I waited for some stammering excuse—what are you talking about, I don’t understand. But it was too late, and she knew it—her eyes had betrayed her, her neat physician’s mask had slipped to reveal not fear, or not just fear, but also the shock of having been discovered. In a fluid gesture she turned around, locked the door, and turned back around. She smoothed her white coat with both hands, adjusted the stethoscope that had been jostled, ran thin fingers through her hair.
“Okay,” she said. “What about him?”
“Well…” What the hell, I figured. “Where’s he at?”
“I do not know, and I could not tell you if I did.” She nodded once, a quick birdlike gesture. “Now, as I’ve said, your checkup shows no areas of concern. Have a good day.”
She unlocked the door and opened it, and I was across the room, reaching past her and pushing it closed again. Dr. V’s shoulders tensed as she turned to face me, the two of us separated by inches. This was a fine line I was walking here. I’m big, even for a man, and she was small, even for a woman, and the room was small and close.
“He’s my brother,” I told her quietly, damn near whispering now.
“What?”
I took two deep breaths. The space between us was ruffled by a drift of warm air from the heating system, riffling Dr. V’s short, spiky hair and making it look like white grass.
“I don’t mean he’s my biological brother; I mean he’s my brother.” It was a southern voice, PB voice, the blood traces of my old real voice tasting like dirt in my mouth. “You know what that means down there? Raised up together, eyes on each other. Family.” I was careful not to say what kind of place it’d been, this plantation or mine or rig where Mr. Morton and Jackdaw had been bound together as boys. The full file was empty on Jackdaw’s history, and I guessed that Barton and company didn’t know any more and that, regardless, they wouldn’t have shared anything with a physician brought in on a freelance basis to tend to him. But this was dangerous territory, and I moved past it quickly.
“We come up together ten years, him and me, but then he gets sold. No warning, no good-bye. That’s how it goes, you know?”
Dr. V was watching me warily, arms crossed, eyes darting back and forth in the small room. I charged on.

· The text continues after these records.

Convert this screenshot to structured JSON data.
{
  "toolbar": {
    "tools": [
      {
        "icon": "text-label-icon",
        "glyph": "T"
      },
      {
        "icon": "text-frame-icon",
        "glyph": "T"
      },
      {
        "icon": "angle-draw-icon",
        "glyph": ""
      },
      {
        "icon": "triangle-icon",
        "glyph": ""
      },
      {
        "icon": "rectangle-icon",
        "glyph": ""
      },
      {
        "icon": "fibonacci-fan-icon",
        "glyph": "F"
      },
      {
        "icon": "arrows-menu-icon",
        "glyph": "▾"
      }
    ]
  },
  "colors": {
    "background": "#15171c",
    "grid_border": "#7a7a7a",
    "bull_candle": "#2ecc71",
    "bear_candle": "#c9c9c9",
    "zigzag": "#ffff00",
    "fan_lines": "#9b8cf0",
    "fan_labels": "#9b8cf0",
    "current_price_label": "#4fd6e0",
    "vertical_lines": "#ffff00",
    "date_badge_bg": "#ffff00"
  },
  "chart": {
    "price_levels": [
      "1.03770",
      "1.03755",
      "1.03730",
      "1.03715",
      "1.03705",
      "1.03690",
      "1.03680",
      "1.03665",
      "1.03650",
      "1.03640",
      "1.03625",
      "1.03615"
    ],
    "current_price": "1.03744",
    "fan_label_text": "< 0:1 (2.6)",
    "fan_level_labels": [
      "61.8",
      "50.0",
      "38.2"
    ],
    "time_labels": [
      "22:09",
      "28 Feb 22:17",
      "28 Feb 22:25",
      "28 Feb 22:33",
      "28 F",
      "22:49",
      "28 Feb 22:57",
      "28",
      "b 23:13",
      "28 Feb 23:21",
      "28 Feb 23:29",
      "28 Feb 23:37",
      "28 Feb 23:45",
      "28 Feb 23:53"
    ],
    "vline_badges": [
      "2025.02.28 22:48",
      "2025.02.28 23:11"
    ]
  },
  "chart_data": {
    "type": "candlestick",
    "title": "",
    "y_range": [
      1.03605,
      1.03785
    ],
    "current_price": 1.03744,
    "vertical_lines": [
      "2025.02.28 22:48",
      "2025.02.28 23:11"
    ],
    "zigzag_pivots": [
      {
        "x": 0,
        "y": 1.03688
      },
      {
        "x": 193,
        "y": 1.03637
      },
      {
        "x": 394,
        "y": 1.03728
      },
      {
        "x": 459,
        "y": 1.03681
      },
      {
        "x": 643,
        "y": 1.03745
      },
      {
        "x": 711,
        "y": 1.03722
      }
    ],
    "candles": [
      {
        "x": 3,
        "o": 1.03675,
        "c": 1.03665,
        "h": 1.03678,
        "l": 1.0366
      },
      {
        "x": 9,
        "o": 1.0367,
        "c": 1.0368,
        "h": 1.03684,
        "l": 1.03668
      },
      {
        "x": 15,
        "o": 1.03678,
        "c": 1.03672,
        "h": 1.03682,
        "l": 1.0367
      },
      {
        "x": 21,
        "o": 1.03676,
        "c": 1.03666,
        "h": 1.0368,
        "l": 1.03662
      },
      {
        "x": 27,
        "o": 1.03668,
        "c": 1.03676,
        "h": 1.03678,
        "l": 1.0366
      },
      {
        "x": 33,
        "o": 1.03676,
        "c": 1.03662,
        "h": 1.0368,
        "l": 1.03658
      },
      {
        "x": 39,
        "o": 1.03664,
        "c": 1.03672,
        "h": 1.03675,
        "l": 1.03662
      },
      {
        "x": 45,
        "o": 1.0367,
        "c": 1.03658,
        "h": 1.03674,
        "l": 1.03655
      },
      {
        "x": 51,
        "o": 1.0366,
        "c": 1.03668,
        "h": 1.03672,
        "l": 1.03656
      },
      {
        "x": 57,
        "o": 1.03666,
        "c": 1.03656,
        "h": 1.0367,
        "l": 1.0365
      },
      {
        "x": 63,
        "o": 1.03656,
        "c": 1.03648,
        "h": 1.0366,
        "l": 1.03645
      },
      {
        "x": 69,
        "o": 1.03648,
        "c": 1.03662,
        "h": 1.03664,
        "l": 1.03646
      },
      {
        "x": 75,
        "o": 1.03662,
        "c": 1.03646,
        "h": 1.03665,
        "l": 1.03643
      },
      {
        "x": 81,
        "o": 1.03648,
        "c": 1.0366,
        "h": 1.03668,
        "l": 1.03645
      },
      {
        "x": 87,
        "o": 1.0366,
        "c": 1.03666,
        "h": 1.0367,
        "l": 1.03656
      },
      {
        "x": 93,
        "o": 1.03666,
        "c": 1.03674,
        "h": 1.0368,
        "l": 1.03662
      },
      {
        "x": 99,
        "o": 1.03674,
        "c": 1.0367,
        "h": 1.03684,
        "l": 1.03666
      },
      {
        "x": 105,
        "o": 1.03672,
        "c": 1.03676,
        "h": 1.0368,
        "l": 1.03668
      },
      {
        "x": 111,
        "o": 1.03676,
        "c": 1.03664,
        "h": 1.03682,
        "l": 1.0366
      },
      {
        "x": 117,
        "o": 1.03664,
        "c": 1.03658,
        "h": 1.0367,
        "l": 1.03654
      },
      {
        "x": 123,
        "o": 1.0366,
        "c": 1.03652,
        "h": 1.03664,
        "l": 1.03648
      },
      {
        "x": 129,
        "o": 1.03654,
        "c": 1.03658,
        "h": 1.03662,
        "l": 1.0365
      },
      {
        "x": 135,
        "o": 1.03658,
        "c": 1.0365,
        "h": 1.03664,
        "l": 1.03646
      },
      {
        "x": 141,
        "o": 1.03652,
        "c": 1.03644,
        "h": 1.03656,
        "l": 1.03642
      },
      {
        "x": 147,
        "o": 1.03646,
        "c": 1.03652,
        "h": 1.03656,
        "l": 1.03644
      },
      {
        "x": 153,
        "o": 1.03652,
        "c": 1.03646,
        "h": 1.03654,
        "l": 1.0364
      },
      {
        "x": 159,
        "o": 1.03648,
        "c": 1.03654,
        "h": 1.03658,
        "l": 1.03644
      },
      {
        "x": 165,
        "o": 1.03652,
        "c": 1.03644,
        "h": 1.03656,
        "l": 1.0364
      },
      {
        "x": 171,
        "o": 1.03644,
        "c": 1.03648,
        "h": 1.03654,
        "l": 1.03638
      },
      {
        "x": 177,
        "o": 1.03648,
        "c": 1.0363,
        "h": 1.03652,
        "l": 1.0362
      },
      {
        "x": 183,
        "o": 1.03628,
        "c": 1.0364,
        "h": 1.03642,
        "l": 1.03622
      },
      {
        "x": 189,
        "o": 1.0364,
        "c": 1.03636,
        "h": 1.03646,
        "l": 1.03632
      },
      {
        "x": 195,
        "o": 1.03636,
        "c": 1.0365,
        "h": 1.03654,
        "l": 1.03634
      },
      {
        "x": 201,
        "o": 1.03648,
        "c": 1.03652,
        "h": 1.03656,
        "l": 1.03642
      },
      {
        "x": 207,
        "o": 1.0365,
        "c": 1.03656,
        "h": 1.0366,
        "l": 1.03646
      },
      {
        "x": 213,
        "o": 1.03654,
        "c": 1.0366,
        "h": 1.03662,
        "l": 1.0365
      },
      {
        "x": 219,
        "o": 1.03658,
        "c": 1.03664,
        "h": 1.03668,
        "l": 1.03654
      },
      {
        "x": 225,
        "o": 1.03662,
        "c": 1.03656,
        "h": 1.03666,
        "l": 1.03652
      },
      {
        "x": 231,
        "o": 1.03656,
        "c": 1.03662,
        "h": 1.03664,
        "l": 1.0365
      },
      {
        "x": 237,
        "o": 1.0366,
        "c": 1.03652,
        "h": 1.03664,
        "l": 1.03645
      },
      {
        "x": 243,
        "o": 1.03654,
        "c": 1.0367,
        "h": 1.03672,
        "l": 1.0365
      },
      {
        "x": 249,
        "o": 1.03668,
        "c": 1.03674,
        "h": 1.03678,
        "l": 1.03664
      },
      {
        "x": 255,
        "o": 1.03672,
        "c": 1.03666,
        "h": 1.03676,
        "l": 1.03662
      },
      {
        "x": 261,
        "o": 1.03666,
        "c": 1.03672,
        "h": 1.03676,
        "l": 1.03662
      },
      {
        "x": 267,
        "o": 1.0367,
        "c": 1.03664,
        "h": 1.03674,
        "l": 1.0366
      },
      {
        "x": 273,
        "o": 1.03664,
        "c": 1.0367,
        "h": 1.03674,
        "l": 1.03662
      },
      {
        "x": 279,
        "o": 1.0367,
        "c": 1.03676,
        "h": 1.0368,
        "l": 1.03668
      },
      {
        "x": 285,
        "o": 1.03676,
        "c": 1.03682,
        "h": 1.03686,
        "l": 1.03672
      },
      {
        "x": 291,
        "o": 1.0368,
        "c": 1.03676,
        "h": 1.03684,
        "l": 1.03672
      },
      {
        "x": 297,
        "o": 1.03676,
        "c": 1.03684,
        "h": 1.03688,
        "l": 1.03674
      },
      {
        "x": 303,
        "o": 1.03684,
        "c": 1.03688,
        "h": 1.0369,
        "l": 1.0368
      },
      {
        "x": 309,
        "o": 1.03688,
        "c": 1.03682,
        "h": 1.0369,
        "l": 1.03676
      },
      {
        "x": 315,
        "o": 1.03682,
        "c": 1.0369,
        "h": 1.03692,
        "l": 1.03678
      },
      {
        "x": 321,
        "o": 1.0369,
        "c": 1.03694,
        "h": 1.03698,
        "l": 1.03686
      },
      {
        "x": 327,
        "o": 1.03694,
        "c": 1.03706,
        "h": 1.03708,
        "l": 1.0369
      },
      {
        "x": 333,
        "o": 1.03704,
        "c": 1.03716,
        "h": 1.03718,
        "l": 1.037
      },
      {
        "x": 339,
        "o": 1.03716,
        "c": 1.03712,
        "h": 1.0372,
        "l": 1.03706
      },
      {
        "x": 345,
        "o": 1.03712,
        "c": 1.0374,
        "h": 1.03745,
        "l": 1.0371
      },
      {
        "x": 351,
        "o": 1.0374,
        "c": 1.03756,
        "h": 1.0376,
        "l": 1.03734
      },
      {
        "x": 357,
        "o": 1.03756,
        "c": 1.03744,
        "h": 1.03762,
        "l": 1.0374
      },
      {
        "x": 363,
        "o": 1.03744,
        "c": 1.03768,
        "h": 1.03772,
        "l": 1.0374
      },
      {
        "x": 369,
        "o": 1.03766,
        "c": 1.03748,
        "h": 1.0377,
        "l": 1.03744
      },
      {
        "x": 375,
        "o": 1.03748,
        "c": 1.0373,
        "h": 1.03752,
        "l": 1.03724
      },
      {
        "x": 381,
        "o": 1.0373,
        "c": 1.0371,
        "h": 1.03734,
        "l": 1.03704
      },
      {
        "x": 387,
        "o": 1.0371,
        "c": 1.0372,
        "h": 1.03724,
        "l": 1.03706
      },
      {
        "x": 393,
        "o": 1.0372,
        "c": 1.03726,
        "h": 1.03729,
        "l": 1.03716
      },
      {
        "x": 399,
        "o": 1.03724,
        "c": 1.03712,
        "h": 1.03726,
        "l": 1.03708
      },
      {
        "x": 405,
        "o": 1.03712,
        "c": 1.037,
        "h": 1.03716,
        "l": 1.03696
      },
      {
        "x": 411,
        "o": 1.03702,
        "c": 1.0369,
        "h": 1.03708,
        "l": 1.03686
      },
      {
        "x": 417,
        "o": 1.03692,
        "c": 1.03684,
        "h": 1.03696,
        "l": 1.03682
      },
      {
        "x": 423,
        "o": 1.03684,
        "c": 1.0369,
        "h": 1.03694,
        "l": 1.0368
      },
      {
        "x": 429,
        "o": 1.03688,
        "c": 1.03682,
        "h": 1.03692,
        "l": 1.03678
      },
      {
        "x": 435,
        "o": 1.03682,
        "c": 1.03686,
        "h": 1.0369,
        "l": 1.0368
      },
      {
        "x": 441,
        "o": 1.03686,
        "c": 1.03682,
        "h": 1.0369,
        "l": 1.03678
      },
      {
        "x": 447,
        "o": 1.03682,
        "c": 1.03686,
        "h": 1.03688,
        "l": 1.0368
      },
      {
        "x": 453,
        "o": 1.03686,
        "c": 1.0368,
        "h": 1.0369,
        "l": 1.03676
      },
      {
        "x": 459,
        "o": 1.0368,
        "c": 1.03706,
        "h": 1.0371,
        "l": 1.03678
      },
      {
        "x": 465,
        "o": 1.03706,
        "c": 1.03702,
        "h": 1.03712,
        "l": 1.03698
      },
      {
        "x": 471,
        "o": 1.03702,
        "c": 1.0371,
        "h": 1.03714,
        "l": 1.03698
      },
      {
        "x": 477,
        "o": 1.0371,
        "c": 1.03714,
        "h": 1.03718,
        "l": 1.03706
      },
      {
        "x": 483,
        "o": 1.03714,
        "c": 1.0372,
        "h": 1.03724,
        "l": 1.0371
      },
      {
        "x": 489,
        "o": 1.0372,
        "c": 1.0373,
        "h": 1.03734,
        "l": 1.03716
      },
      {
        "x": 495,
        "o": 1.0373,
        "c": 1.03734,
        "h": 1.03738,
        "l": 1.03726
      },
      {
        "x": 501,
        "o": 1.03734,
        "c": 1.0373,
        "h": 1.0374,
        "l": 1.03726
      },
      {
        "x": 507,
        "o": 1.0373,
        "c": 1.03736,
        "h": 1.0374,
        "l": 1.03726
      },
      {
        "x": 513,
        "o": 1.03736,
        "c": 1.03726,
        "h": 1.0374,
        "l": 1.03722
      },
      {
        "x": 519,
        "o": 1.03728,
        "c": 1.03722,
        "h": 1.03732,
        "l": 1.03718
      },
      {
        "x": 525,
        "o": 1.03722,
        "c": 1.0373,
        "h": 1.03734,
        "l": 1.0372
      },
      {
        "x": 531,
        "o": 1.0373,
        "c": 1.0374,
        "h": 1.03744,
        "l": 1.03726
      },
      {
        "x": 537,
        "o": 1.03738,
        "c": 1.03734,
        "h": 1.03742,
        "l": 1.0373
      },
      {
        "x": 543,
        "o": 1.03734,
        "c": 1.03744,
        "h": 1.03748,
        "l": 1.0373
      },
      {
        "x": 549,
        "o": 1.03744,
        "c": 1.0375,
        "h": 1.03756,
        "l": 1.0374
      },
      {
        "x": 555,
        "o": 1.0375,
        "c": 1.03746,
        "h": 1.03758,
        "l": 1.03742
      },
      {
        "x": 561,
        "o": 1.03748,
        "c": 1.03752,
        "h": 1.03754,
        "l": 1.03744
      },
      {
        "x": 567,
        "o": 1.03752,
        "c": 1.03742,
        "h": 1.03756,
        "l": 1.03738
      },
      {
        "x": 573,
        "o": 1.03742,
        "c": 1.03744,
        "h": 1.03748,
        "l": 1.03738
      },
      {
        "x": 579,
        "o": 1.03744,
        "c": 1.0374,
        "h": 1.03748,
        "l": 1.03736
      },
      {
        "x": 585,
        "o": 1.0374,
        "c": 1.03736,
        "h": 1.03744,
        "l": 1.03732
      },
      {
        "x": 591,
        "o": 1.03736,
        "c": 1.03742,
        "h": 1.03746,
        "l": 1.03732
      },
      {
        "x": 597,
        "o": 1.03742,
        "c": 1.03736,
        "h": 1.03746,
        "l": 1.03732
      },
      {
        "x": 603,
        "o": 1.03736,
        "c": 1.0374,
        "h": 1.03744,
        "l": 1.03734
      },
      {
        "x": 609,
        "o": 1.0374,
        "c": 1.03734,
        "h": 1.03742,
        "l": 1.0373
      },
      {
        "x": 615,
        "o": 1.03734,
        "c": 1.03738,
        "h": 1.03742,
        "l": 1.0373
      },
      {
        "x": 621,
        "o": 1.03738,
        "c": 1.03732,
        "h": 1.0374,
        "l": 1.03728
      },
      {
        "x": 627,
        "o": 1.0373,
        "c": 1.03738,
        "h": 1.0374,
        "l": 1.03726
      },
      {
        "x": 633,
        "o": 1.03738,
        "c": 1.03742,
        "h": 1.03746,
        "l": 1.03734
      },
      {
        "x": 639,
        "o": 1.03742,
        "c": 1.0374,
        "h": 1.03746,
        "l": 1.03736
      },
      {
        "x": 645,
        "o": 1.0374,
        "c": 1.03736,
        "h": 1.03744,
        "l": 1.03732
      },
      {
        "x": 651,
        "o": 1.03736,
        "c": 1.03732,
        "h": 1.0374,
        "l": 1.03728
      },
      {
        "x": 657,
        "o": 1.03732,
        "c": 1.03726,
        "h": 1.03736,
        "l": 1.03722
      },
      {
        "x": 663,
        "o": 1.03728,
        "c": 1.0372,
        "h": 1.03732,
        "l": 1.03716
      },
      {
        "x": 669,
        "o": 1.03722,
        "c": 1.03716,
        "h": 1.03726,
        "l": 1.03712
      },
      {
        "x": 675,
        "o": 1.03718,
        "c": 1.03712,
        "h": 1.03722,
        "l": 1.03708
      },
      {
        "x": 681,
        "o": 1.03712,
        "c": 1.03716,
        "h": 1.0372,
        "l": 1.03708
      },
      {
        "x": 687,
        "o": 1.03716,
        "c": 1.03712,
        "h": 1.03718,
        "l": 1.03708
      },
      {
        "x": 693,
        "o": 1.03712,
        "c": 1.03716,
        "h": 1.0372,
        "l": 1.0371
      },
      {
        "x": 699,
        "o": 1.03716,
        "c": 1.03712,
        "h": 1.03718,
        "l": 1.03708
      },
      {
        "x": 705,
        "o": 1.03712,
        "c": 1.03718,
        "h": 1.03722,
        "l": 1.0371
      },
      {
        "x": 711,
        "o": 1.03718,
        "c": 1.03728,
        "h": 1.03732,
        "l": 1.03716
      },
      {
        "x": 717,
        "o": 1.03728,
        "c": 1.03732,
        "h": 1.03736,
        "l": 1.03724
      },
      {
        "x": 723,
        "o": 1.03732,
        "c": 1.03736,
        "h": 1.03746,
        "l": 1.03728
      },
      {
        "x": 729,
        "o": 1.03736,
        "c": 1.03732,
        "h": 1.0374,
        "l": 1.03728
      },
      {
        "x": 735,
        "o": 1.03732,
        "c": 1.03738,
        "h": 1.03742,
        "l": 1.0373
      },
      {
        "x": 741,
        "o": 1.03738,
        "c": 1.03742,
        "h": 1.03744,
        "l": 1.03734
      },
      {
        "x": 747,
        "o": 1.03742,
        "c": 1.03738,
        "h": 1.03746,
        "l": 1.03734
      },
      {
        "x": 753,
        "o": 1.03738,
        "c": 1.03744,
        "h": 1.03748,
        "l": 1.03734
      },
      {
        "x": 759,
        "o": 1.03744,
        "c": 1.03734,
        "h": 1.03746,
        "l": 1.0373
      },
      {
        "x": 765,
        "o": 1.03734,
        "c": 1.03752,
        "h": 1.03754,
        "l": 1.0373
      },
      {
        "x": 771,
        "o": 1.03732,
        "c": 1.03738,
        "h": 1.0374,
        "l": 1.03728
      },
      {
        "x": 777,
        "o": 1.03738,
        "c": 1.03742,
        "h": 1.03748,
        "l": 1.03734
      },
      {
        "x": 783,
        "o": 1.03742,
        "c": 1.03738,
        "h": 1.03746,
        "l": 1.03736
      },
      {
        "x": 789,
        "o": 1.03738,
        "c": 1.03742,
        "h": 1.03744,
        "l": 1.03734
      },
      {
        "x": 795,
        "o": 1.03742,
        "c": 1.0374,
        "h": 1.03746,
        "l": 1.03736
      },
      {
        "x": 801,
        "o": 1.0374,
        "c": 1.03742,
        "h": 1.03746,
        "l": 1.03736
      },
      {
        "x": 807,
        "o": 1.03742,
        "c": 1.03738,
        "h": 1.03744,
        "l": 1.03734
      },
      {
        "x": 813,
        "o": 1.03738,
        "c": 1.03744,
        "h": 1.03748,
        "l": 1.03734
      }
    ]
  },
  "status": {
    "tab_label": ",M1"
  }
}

“I stay up in Wisconsin. I got people up there. And I been trying to find him all these years, writing letters to manumits from our old place, then with the Internet, you know, everything’s easier and harder, too. I’m looking at forums, typing his name in search engines. Looking for anyone matching his age, description, you know? Saving up my money and all, like somehow I’m gonna put together enough scratch to buy him out.” I looked down, shook my head self-mockingly, as if a poor freedman like Kenny Morton could ever earn enough to buy a man out of slavery. As if there weren’t laws against it. “And then, suddenly, jackpot, you know? A decade of nothing, and then one day, up pops the name! Boy called Jackdaw, gone ghost from some Alabama stitch house. Well, first thing I think is he’s here. He was always talking about Indianapolis. Don’t know how he got it in his head. Don’t know how he even heard of this place. But that was it—I ever get out of here—you know, just talk. Night talk.”
Castle and I, talking under the blanket, telling stories. Imagining made-up futures. Whispering Chicago to each other. And we did, didn’t we? We did make it out, did we not? Opportunity came—one, two, three, like horseshoes ringing onto the post—and we flew away.